Kimsenin kulüpten alacağı ya da kimsenin kulübe vereceği kalmayacak, hesaplar her manada görülüp, üstü tamamen kapatılacak.
Yoksa , bu hikaye bitmez. Her gelen gideni aratır, ya da her gelen gidenin ardından konuşur ve bu hikaye böyle sürer. Taa ki, mezarda olan Erciyesspor’un yanına gömülüne kadar.
Ve diyorum ki, cidden koskoca Kayseri’ye bu takım yükse, kimse lafı dolandırmasın, ya satalım ya da gömelim gitsin. Herkes rahat etsin.

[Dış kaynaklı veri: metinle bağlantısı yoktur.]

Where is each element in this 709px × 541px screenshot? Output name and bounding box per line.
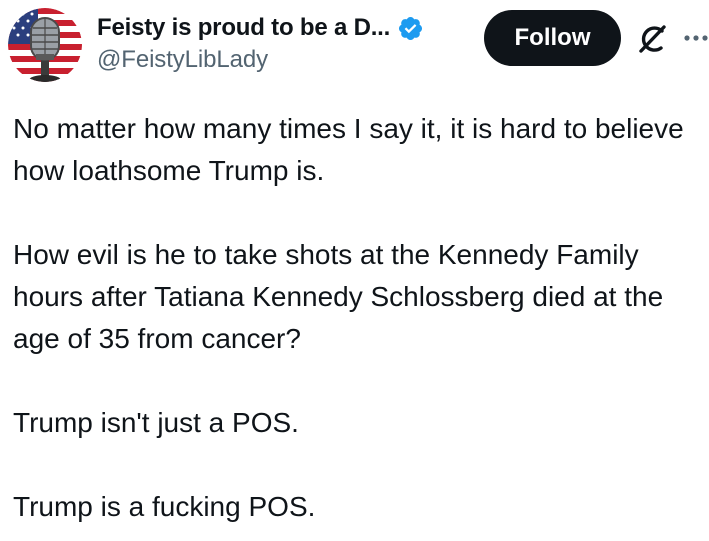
handle[interactable]: @FeistyLibLady — [97, 46, 424, 74]
tweet-card: Feisty is proud to be a D... @FeistyLibL… — [0, 0, 709, 541]
tweet-paragraph: No matter how many times I say it, it is… — [13, 113, 684, 186]
tweet-paragraph: Trump isn't just a POS. — [13, 407, 299, 438]
name-row: Feisty is proud to be a D... — [97, 12, 424, 44]
vintage-microphone-icon — [8, 8, 82, 82]
more-dots-icon[interactable] — [683, 30, 709, 41]
tweet-header: Feisty is proud to be a D... @FeistyLibL… — [0, 0, 709, 84]
tweet-paragraph: How evil is he to take shots at the Kenn… — [13, 239, 664, 354]
verified-badge-icon — [397, 15, 424, 42]
display-name[interactable]: Feisty is proud to be a D... — [97, 14, 390, 42]
follow-button[interactable]: Follow — [484, 10, 621, 66]
author-info: Feisty is proud to be a D... @FeistyLibL… — [97, 12, 424, 74]
tweet-paragraph: Trump is a fucking POS. — [13, 491, 316, 522]
grok-icon[interactable] — [635, 22, 669, 56]
tweet-text: No matter how many times I say it, it is… — [13, 108, 703, 528]
avatar[interactable] — [8, 8, 82, 82]
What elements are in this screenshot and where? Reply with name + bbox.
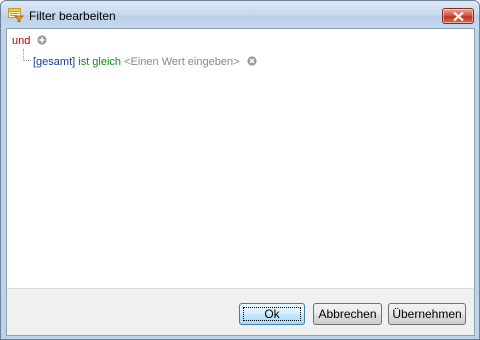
tree-connector xyxy=(23,49,31,61)
add-circle-icon[interactable] xyxy=(37,35,48,45)
condition-field[interactable]: [gesamt] xyxy=(33,56,75,68)
cancel-button[interactable]: Abbrechen xyxy=(313,303,382,325)
dialog-client-area: und [gesamt] ist gleich <Einen Wert eing… xyxy=(6,28,475,336)
window-title: Filter bearbeiten xyxy=(29,9,116,23)
title-bar[interactable]: Filter bearbeiten xyxy=(1,1,479,29)
condition-value[interactable]: <Einen Wert eingeben> xyxy=(124,56,239,68)
filter-dialog: Filter bearbeiten und [gesamt] ist gleic… xyxy=(0,0,480,340)
apply-button[interactable]: Übernehmen xyxy=(388,303,466,325)
close-button[interactable] xyxy=(442,8,474,24)
root-operator[interactable]: und xyxy=(12,35,30,47)
condition-row: [gesamt] ist gleich <Einen Wert eingeben… xyxy=(33,56,257,68)
close-icon xyxy=(453,12,464,21)
filter-edit-icon xyxy=(8,8,24,22)
condition-operator[interactable]: ist gleich xyxy=(78,56,121,68)
filter-editor[interactable]: und [gesamt] ist gleich <Einen Wert eing… xyxy=(7,29,474,289)
filter-root-row: und xyxy=(12,35,48,47)
ok-button[interactable]: Ok xyxy=(239,303,305,325)
remove-circle-icon[interactable] xyxy=(246,56,257,66)
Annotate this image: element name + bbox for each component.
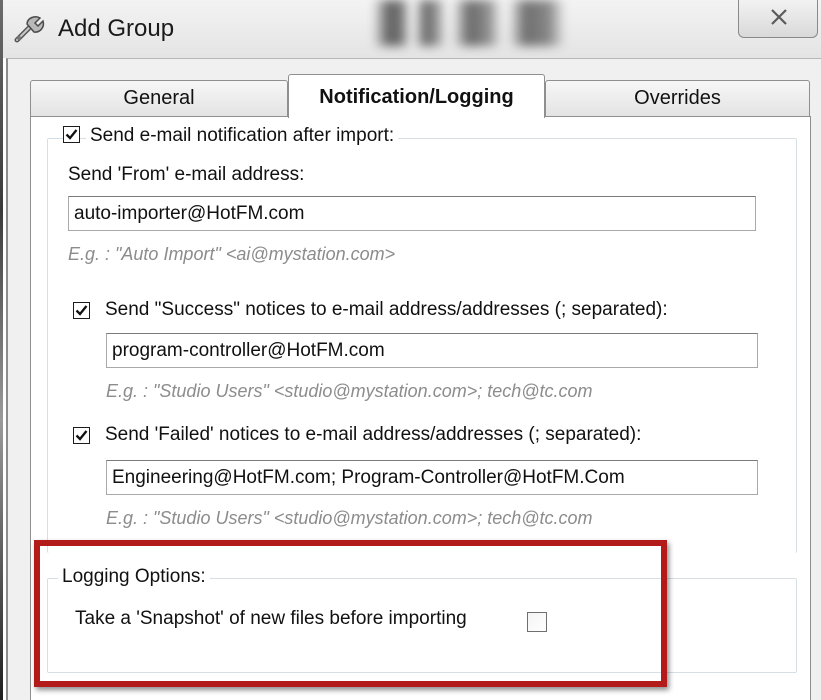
email-notification-legend: Send e-mail notification after import: bbox=[86, 125, 399, 147]
from-address-input[interactable]: auto-importer@HotFM.com bbox=[68, 196, 756, 231]
success-notices-label: Send "Success" notices to e-mail address… bbox=[105, 299, 668, 320]
add-group-dialog: Add Group General Notification/Logging O… bbox=[0, 0, 821, 700]
close-button[interactable] bbox=[738, 0, 818, 38]
wrench-icon bbox=[14, 16, 45, 43]
highlight-annotation-box bbox=[34, 540, 667, 687]
tab-notification-logging[interactable]: Notification/Logging bbox=[288, 74, 545, 118]
email-notification-checkbox[interactable] bbox=[63, 126, 80, 143]
checkmark-icon bbox=[75, 305, 88, 316]
failed-notices-hint: E.g. : "Studio Users" <studio@mystation.… bbox=[106, 508, 593, 528]
tab-general[interactable]: General bbox=[30, 80, 288, 116]
checkmark-icon bbox=[65, 129, 78, 140]
close-icon bbox=[771, 9, 787, 25]
success-notices-input[interactable]: program-controller@HotFM.com bbox=[106, 333, 758, 368]
checkmark-icon bbox=[75, 430, 88, 441]
window-title: Add Group bbox=[58, 15, 175, 42]
success-notices-hint: E.g. : "Studio Users" <studio@mystation.… bbox=[106, 381, 593, 401]
failed-notices-input[interactable]: Engineering@HotFM.com; Program-Controlle… bbox=[106, 460, 758, 495]
background-window-edge bbox=[0, 0, 3, 700]
blurred-title-area bbox=[373, 0, 573, 46]
from-address-label: Send 'From' e-mail address: bbox=[68, 164, 305, 185]
title-bar[interactable]: Add Group bbox=[3, 0, 821, 58]
failed-notices-checkbox[interactable] bbox=[73, 427, 90, 444]
from-address-hint: E.g. : "Auto Import" <ai@mystation.com> bbox=[68, 244, 396, 264]
success-notices-checkbox[interactable] bbox=[73, 302, 90, 319]
failed-notices-label: Send 'Failed' notices to e-mail address/… bbox=[105, 424, 642, 445]
tab-overrides[interactable]: Overrides bbox=[545, 80, 810, 116]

Takım puan kaybedince sevinenler olduğu sürece, gidenlerin gelenlere samimiyetle destek elini uzatmadığı sürece kimse bu takımın geleceğinden umutlanmasın.
Ya herkes bir odaya girip hesap kitap görüp helalleşip çıksınlar ya da kimse kimseyi kandırmasın ve yazık kadın başına havuza atıldıktan sonra tamamen yalnız bırakılan Berna Gözbaşı da bu işi bırakıp kulüp anahtarını, bu şehrin VALİSİNE teslim etsin.
Kimi etiket yaptı, kimi gücüne güç kattı, kimi siyasetine dayanak yaptı, kimi gazeteciliğinde kazanamayacağı paraları kazandı, kimi de tüm bu insanları samimi sanıp karınca kararınca takıma destek verip, maçlara gidip hala bu takımın bu şehre lazım olduğu düşüncesiyle, kulübe sahip çıkmaya çalıştı.
Sonuçta, görüldü ki, bütün fırtına aslında görünen ya da görünmeyen birkaç kişi etrafından ve onların yüzünden kopuyor.
O nedenle, gerçekten samimiyetle bu takımla ya ilgilenin ya da bırakın mevcut yönetim ne yapabilecekse onu yapsın.
Rahat bırakın artık rahat. Kendiniz olun, gerçek olun ve yalan yüzlerden ve yapmacık beyanlardan kurtulup gerçekçi olun, çekin gidin ve elinizi de kulübün üstünden çekip takımın nefes almasına katkı verin, kısaca gölge etmeyin yeter.
Zira artık hiçbirimiz , yapılan güya “ŞEHİR TOPLANTILARI”ndan bıktık,toplantıya katılanlara bakın, neredeyse tüm şehri yönetenler ve abiler işadamları, siyasetçiler vs. var. Sonuça bakın ağdalı laflar. Ama gerçek sonuca bakın, takım sahipsiz. Ama artık bunu hepimiz görüyoruz ve bu sahtelikleri ve sahtekarları da biliyoruz.
Çekip gidin, çıkıp gidin, sahte maskelerinizi de, MIŞ, MİŞ’lerinizi de alıp gidin, gidin sizlerden kurtulalım, sonra biz takıma sahip de çıkarız, severiz de.
Biz kim miyiz ?
Biz saf Kayserisporlularız..
Biz gerçekten bu renklere gönül verenleriz.
Biz bu takımdan güç almayan, para pul kazanmayan,
Servetine servet katmayan, çevresine çevre katmayanlarız.
Biz düz, sade ve her hafta bilet alıp maçlara giden
Kendi gibi olan gerçek Kayserisporlularız.
Onun için biran önce bizi bize bırakın ve sahte olan herşeyinizi alıp çekip gidin.
Hiç değilse, takımın etrafındaki kuzu görünümlü kurtlar, dost görünümlü düşmanlardan arındırılmış olur.
Ama biliyorum sizler gitmeyeceksiniz ve Erciyesspor’dan sonra Kayserispor’un da düşmesini sonra da yok olup gitmesini sağlamak için gayret edeceksiniz.
Böylece tıpkı Erciyesspor’da olduğu gibi Kayserispor’da da olan bitenler, kulüpte havada uçuşan milyonlarca liralık abidikler, yüzbinlerce liralık maaşlar vs..vs.. herşey de tarih olup unutulacak ve üstüne toprak atılıp iyice gömülecek.